Mez, who also serves as Associate Director of the BU Alzheimer's Disease and CTE Center Clinical Core, will study Framingham Heart Study participants to test the hypothesis that TBI and military service are independently and jointly associated with the development of Alzheimer's disease and other neurodegenerative conditions (such as Parkinson's disease and dementia with Lewy Bodies). The study will examine this relationship by looking at clinical, radiologic, and neuropathologic markers of Alzheimer's and other related conditions in participants followed over decades as part of the Framingham Heart Study. In addition, the study aims to determine whether some individuals may be at even greater risk based on additional factors such as genetic factors and lifestyle choices.

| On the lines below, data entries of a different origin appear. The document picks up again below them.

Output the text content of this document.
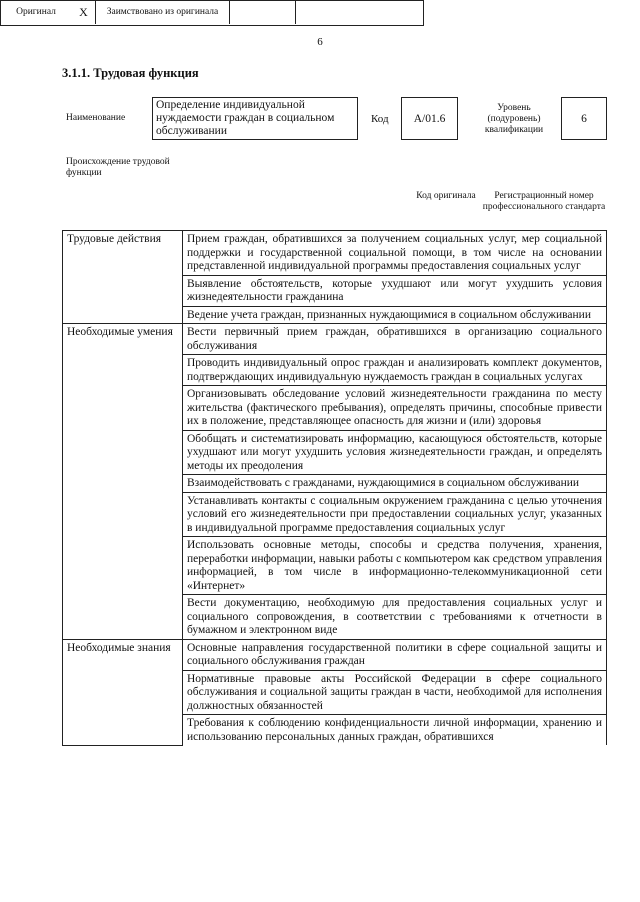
6
3.1.1. Трудовая функция
Наименование
Определение индивидуальной нуждаемости граждан в социальном обслуживании
Код	А/01.6
Уровень (подуровень) квалификации
6
Происхождение трудовой функции
Оригинал	X	Заимствовано из оригинала
Код оригинала	Регистрационный номер профессионального стандарта
Трудовые действия	Прием граждан, обратившихся за получением социальных услуг, мер социальной поддержки и государственной социальной помощи, в том числе на основании представленной индивидуальной программы предоставления социальных услуг
	Выявление обстоятельств, которые ухудшают или могут ухудшить условия жизнедеятельности гражданина
	Ведение учета граждан, признанных нуждающимися в социальном обслуживании
Необходимые умения	Вести первичный прием граждан, обратившихся в организацию социального обслуживания
	Проводить индивидуальный опрос граждан и анализировать комплект документов, подтверждающих индивидуальную нуждаемость граждан в социальных услугах
	Организовывать обследование условий жизнедеятельности гражданина по месту жительства (фактического пребывания), определять причины, способные привести их в положение, представляющее опасность для жизни и (или) здоровья
	Обобщать и систематизировать информацию, касающуюся обстоятельств, которые ухудшают или могут ухудшить условия жизнедеятельности граждан, и определять методы их преодоления
	Взаимодействовать с гражданами, нуждающимися в социальном обслуживании
	Устанавливать контакты с социальным окружением гражданина с целью уточнения условий его жизнедеятельности при предоставлении социальных услуг, указанных в индивидуальной программе предоставления социальных услуг
	Использовать основные методы, способы и средства получения, хранения, переработки информации, навыки работы с компьютером как средством управления информацией, в том числе в информационно-телекоммуникационной сети «Интернет»
	Вести документацию, необходимую для предоставления социальных услуг и социального сопровождения, в соответствии с требованиями к отчетности в бумажном и электронном виде
Необходимые знания	Основные направления государственной политики в сфере социальной защиты и социального обслуживания граждан
	Нормативные правовые акты Российской Федерации в сфере социального обслуживания и социальной защиты граждан в части, необходимой для исполнения должностных обязанностей
	Требования к соблюдению конфиденциальности личной информации, хранению и использованию персональных данных граждан, обратившихся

Mez, also a neurologist at Boston Medical Center, is a member of the American Academy of Neurology, the American Society of Human Genetics, the International Society to Advance Alzheimer's Research and Treatment, and the Society for Behavioral and Cognitive Neurology. He is a past recipient of a K23 Mentored Patient-Oriented Research Career Development Award from the National Institute on Aging, a New Investigator Research Grant from the Alzheimer's Association and a BU Alzheimer's Disease Center Pilot Grant.

Mez completed his undergraduate studies at Cornell University and earned his medical degree from the University of Maryland School of Medicine. He performed his residency training in neurology at Massachusetts General and Brigham and Women's Hospitals. He completed a clinical fellowship in Aging and Dementia and a research fellowship in neuroepidemiology at Columbia University.